Diurnal oscillations of endogenous H2O2 sustained by p66Shc regulate circadian clocks
Jian-Fei Pei 1,9, Xun-Kai Li1,9, Wen-Qi Li1,9, Qian Gao2,6, Yang Zhang1, Xiao-Man Wang1, Jia-Qi Fu1, Shen-Shen Cui1, Jia-Hua Qu1, Xiang Zhao1, De-Long Hao1, Dapeng Ju3, Na Liu3,7, Kate S. Carroll 4, Jing Yang 5, Eric Erquan Zhang 3, Ji-Min Cao2,8, Hou-Zao Chen 1 * and De-Pei Liu 1 *
Nat Cell Biol 2019 Nov 25 [Online ahead of print]

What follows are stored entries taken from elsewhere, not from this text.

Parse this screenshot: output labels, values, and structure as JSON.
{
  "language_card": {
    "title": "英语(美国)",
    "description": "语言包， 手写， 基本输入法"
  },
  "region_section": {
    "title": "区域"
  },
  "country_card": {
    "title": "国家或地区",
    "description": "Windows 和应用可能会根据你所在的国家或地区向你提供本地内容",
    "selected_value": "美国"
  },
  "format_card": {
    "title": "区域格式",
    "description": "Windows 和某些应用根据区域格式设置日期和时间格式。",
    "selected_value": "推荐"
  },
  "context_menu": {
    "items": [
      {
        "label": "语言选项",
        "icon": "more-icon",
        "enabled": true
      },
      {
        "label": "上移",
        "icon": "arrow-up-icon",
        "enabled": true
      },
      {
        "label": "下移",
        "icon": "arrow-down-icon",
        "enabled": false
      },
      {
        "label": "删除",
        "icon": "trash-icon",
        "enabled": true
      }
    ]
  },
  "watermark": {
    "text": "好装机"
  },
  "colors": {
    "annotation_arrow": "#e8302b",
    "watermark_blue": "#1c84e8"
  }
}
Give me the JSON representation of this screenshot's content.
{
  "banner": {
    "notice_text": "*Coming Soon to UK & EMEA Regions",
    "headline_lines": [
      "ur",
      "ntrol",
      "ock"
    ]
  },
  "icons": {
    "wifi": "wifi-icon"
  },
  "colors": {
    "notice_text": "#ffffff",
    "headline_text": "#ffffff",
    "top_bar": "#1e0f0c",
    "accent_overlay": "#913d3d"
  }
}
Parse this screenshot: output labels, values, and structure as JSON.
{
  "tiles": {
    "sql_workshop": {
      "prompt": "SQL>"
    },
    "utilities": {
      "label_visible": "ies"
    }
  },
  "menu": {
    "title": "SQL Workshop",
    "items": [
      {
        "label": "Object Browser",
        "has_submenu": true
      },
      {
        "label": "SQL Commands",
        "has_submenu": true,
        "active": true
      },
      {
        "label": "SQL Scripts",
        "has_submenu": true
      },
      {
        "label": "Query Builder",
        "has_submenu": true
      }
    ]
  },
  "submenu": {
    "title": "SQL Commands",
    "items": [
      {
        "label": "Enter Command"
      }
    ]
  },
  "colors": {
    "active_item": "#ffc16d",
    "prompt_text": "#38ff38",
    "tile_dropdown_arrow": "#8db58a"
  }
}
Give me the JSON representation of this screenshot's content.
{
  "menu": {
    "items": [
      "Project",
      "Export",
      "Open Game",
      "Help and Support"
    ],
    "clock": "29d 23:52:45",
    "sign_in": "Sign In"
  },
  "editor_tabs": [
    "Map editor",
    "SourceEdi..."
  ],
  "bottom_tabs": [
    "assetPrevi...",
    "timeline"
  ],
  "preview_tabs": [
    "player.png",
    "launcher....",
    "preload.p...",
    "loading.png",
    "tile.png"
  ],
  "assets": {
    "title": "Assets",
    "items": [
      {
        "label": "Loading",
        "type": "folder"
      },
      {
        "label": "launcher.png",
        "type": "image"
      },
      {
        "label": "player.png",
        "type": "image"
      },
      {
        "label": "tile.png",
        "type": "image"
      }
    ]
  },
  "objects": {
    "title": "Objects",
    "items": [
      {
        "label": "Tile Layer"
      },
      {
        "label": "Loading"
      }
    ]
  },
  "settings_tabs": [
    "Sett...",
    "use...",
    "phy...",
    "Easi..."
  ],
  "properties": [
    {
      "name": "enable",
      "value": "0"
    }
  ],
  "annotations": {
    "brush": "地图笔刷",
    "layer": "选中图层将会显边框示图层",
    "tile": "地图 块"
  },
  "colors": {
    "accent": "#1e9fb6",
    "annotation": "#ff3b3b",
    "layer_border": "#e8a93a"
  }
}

Redox balance, an essential feature of healthy physiological steady states, is regulated by circadian clocks, but whether or how endogenous redox signalling conversely regulates clockworks in mammals remains unknown. Here, we report circadian rhythms in the levels of endogenous H2O2 in mammalian cells and mouse livers. Using an unbiased method to screen for H2O2-sensitive transcription factors, we discovered that rhythmic redox control of CLOCK directly by endogenous H2O2 oscillations is required for proper intracellular clock function. Importantly, perturbations in the rhythm of H2O2 levels induced by the loss of p66Shc, which oscillates rhythmically in the liver and suprachiasmatic nucleus (SCN) of mice, disturb the rhythmic redox control of CLOCK function, reprogram hepatic transcriptome oscillations, lengthen the circadian period in mice and modulate light-induced clock resetting. Our findings suggest that redox signalling rhythms are intrinsically coupled to the circadian system t hrough reversible oxidative modification of CLOCK and constitute essential mechanistic timekeeping components in mammals.